Subcommand

A subcommand class is just regular class capable of being a cappa Command.

The primary relevant detail for actually attaching a subcommand to your command, is that the field which captures the subcommand options must be annotated with Subcommand.

As you’ll have already seen throughout the documentation, before now. Subcommands are expressed by annotating a union of subcommand options, and annotating the union with cappa.Subcommand. I.e.

Note

If you want to explicitly control the name of a subcommand beyond the default, you must annotate the command’s class with @cappa.command(name="the-name").

from __future__ import annotations
from dataclasses import dataclass
from typing import Annotated
from cappa import Subcommand, Subcommands

@dataclass
class Command:
    # This
    subcommand: Subcommands[SubcmdOne | SubcmdTwo]

    # is shorthand for this
    subcommand2: Annotated[SubcmdOne | SubcmdTwo, Subcommand]

    # is shorthand for this
    subcommand3: Annotated[SubcmdOne | SubcmdTwo, Subcommand()]

@dataclass
class SubcmdOne:
    example: str

@dataclass
class SubcmdTwo:
    option: int
  • You can use the Subcommands[...] shorthand to avoid the use of Annotated, in cases where you dont need to customize Subcommand’s constructor arguments.

  • Annotation with Subcommand will instantiate it no arguments, getting the default behavior

  • The above denotes a required subcommand with two options. To make it optional, you can additionally union the options with None and default the field to None.

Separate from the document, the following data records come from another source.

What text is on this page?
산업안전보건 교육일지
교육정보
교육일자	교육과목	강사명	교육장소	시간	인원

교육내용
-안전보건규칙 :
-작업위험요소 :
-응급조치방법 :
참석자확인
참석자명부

  • By default, name of the class (converted to dash-case) will be the CLI name for the subcommand option. E.x. subcmd-one and subcmd-two, from above. You can decorate each subcommand class with @cappa.command(name='<x>') to choose your own name.

Aliases

Subcommands can declare alternate names that invoke the same command. This is useful for short forms (ls for list), legacy spellings, and migration paths when renaming a command.

Pass aliases= to @cappa.command(...):

import cappa
from dataclasses import dataclass

@cappa.command(aliases=["ls"])
@dataclass
class List:
    pass

@cappa.command(name="remove", aliases=["rm"])
@dataclass
class Remove:
    pass

@dataclass
class Tool:
    cmd: cappa.Subcommands[List | Remove]

With the above, tool list, tool ls, tool remove, and tool rm all work, and --help displays both names per subcommand:

Subcommands
  list, ls
  remove, rm

Hidden aliases

A bare string in aliases= produces a visible alias — it appears in --help output and shell completion. Use cappa.Alias(name, hidden=True) to accept the name without advertising it. This is handy for deprecated names you want to keep working without showing in the UI:

@cappa.command(
    aliases=[
        "ls",                              # visible
        cappa.Alias("dir", hidden=True),   # accepted, but absent from help
    ],
)
@dataclass
class List:
    pass

Deprecated aliases

cappa.Alias(name, deprecated=...) emits a runtime warning to stderr when the user invokes the command via that alias, while still dispatching to the canonical command. Useful when you’ve renamed a subcommand but want to give users a transition period:

@cappa.command(
    name="remove",
    aliases=[
        cappa.Alias("rm", deprecated="use 'remove' instead"),
        cappa.Alias("delete", deprecated=True),  # default message
    ],
)
@dataclass
class Remove:
    pass

Invoking tool rm runs Remove, then prints:

Error: Command alias `rm` is deprecated: use 'remove' instead

hidden and deprecated compose — a hidden + deprecated alias is the typical shape for an old name you want to keep alive but never show again.

Imperative construction

When constructing commands manually (without the decorator), aliases= is a keyword argument on Command itself:

import cappa

cmd = cappa.Command(
    Tool,
    arguments=[
        cappa.Subcommand(
            field_name="cmd",
            options={
                "list": cappa.Command(List, name="list", aliases=["ls"]),
                "remove": cappa.Command(
                    Remove, name="remove", aliases=["rm"]
                ),
            },
        ),
    ],
)

The dict key in Subcommand.options remains the canonical name; aliases are declared on each Command and resolved automatically.

Collisions

Aliases must not collide with another subcommand’s canonical name, with another alias under the same parent, or with the command’s own canonical name. Any of these raises ValueError at command construction time so the conflict is caught before the CLI ever runs.